What does the New Testament say about tithing? Is tithing in the new testament?
Tithe was an offering of one’s agricultural income to the Lord as an expression of thanks and dedication. In the Old Testament agricultural economy, tithes were paid not in cash, gold or goods but in crops or livestock, for only the agricultural fruit of the promised land was to be tithed—not other forms of income. There was also provision for freewill offerings and personal giving above and beyond the tithe, so that the tithe never stood alone.
Tithes were given by the patriarchs Abraham (Genesis 4:17-20) and Jacob (Genesis 28:22); a system of tithes was instituted in the law of God given through Moses (Deuteronomy 12; Deuteronomy 14, Deuteronomy 26; and the prophets rebuked the children of Israel for failing to give the tithe to God (Malachi 3:8). The idea of the tithe is still present in the New Testament (Matthew 23:23), but it is never explicitly applied to believers.
Instead, almost all Christians are called to more extravagant freewill giving in response to the gospel of the Lord Jesus, based on faith in God as Provider (2 Corinthians 9:6-10). The question is whether tithing is still relevant today?

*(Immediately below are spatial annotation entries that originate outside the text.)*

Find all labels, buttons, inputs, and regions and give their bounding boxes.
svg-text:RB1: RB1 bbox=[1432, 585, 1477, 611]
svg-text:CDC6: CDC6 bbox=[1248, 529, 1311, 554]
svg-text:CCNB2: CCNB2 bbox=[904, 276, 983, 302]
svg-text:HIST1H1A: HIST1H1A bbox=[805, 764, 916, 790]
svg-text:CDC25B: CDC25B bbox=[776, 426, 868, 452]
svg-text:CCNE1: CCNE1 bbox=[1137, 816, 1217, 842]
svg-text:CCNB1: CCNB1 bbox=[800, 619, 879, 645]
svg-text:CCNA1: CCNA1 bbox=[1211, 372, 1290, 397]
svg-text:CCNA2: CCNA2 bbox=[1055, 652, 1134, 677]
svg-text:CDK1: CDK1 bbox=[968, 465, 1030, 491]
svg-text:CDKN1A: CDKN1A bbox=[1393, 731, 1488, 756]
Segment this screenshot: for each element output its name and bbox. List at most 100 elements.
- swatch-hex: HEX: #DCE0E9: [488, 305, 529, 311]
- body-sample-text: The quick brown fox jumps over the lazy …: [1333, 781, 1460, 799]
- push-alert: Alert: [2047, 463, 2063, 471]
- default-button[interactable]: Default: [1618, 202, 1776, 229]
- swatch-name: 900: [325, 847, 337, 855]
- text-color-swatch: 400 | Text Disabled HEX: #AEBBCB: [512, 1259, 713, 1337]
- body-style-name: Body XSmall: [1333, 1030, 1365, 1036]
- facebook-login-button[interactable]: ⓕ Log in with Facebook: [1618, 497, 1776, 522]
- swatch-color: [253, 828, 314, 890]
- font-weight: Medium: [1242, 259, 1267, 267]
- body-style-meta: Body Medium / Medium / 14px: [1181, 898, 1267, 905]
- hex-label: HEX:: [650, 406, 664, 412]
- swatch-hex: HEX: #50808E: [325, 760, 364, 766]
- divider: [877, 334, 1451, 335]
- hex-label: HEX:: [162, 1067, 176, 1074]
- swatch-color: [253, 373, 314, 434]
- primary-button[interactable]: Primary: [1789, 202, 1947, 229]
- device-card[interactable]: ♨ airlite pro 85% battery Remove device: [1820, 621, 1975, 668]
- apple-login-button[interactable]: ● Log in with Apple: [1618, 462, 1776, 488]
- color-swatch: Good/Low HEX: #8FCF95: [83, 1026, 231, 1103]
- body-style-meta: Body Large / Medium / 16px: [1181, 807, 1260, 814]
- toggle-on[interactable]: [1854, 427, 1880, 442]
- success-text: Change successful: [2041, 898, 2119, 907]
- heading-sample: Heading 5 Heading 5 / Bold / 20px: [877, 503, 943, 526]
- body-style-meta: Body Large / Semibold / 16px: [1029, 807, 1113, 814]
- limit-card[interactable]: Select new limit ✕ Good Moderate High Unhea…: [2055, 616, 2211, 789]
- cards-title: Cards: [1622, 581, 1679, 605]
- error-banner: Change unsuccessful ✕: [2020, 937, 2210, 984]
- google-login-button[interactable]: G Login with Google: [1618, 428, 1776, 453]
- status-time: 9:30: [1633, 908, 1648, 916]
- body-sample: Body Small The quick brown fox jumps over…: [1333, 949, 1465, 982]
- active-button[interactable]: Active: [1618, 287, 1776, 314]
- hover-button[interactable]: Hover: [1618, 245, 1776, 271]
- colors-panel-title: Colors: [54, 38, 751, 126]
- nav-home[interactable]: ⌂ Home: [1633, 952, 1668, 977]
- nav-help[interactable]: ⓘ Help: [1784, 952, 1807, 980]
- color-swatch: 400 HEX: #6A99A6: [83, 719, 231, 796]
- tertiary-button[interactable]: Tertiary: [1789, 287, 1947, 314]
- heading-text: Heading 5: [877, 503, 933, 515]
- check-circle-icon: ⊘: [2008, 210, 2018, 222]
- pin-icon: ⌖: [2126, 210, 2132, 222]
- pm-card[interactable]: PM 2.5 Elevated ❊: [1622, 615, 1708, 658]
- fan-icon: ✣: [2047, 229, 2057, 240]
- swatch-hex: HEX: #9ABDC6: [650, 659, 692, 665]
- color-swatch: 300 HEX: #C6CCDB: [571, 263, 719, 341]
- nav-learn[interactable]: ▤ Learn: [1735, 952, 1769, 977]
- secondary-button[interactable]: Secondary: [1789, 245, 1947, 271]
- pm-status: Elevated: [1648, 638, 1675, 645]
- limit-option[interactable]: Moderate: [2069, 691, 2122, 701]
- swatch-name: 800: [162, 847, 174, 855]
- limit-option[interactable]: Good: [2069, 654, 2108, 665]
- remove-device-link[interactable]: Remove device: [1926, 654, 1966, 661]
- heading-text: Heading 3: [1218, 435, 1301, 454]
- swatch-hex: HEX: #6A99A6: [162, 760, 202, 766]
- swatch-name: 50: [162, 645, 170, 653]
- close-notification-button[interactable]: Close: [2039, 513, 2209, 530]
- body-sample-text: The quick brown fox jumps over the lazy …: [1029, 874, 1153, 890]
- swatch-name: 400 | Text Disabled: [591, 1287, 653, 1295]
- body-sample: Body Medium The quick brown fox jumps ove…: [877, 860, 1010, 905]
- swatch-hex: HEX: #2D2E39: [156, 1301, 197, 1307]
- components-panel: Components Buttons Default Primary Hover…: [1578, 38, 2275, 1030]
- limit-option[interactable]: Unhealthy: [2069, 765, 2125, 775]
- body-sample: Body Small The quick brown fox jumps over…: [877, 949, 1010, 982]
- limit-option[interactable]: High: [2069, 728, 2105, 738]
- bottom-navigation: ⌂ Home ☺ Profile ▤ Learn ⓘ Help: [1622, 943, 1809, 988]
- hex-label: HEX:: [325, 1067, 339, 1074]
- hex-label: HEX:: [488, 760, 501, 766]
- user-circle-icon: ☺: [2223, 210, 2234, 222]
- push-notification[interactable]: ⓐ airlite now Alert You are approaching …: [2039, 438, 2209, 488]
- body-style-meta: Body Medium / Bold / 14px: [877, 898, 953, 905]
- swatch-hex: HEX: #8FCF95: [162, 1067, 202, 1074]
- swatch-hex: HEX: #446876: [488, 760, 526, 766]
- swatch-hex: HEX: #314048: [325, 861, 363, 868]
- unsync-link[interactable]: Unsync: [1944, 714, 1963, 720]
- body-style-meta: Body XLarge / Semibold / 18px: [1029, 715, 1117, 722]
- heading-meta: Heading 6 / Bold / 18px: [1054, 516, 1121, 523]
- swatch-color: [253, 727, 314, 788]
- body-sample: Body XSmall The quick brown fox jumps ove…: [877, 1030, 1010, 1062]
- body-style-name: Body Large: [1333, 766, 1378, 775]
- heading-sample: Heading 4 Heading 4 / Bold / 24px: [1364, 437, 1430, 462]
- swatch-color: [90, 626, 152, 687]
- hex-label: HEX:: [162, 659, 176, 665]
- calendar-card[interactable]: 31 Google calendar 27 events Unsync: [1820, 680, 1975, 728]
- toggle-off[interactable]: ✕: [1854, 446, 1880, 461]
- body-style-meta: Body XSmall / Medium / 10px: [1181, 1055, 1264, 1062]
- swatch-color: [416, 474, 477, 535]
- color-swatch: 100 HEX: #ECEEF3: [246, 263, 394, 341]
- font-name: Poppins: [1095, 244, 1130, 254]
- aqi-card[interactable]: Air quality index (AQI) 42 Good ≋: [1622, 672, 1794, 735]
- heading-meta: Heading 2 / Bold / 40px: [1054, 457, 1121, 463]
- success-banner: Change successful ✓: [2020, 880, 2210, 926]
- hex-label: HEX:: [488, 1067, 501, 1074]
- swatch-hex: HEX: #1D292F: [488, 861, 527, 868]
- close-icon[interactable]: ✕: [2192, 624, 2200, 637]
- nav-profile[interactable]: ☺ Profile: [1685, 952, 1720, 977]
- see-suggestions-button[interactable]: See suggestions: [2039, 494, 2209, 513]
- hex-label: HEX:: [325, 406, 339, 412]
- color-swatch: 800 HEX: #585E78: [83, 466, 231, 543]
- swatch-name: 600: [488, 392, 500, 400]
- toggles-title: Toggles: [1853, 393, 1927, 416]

Just like God tells us to keep sex within marriage, to love one another, and to seek first His kingdom, tithing is a blessing to our lives and something that will help better our lives (as well as help the lives of others). We are not saved by works, thus failing to tithe will not necessarily send you to hell, but doing so will help improve your life and strengthen your relationship with God. Whether the tithe is only for Old Testament or if it is also included in the New Testament is probably the most debated issue.
The scripture most frequently referenced regarding the tithe is indeed in the Old Testament (Malachi 3:10-12), but the tithe is also referenced in the New Testament. In Matthew 23:23, Jesus talks to the Pharisees, condemning them for tithing to the penny but neglecting the more important issues of justice, mercy, and faith. He then goes on to tell them that they should in fact tithe, but that they shouldn’t neglect the more important things. Jesus recognized the importance of keeping the tithe.
There are many practices in the Old Testament that don’t make sense to us today, yet many of these ancient ways carry over to the New Testament law of grace as part of Christ’s promise to not abolish the law, but to fulfill it (Matthew 5:17). For instance, we no longer sacrifice animals but as believers, we are called to offer ourselves up as a living sacrifice (Rom 12:1).
Men no longer are required to be circumcised, but we all have a circumcision of the heart through the Holy Spirit (Rom 2:29). Most of us don’t have grain and produce to bring to the storehouse, but we do have incomes that we can bring the first tenth of into the church.
In other words, just because something is written in the Old Testament doesn’t mean it lacks application to us today in some way or another. While it is true that we are no longer under the old law, that we are under grace, we must not forget the purpose of grace: to help us live for God and do the things He wants us to do.
Romans 8:4 tells us that Jesus came that the righteous requirement of the law might be fully met in us, not so that we could altogether dismiss it. And Romans 3:21-31 talks about how we have righteousness through faith and not through following the law, but verse 31 adds “Do we, then, nullify the law by this faith? Not at all! Rather, we uphold the law.” God’s grace gives us the power and ability to tithe! — Joyfully His, Bro. Sammy Mwatha Associate Director of Bible Study Questions Answers2Prayer Ministries.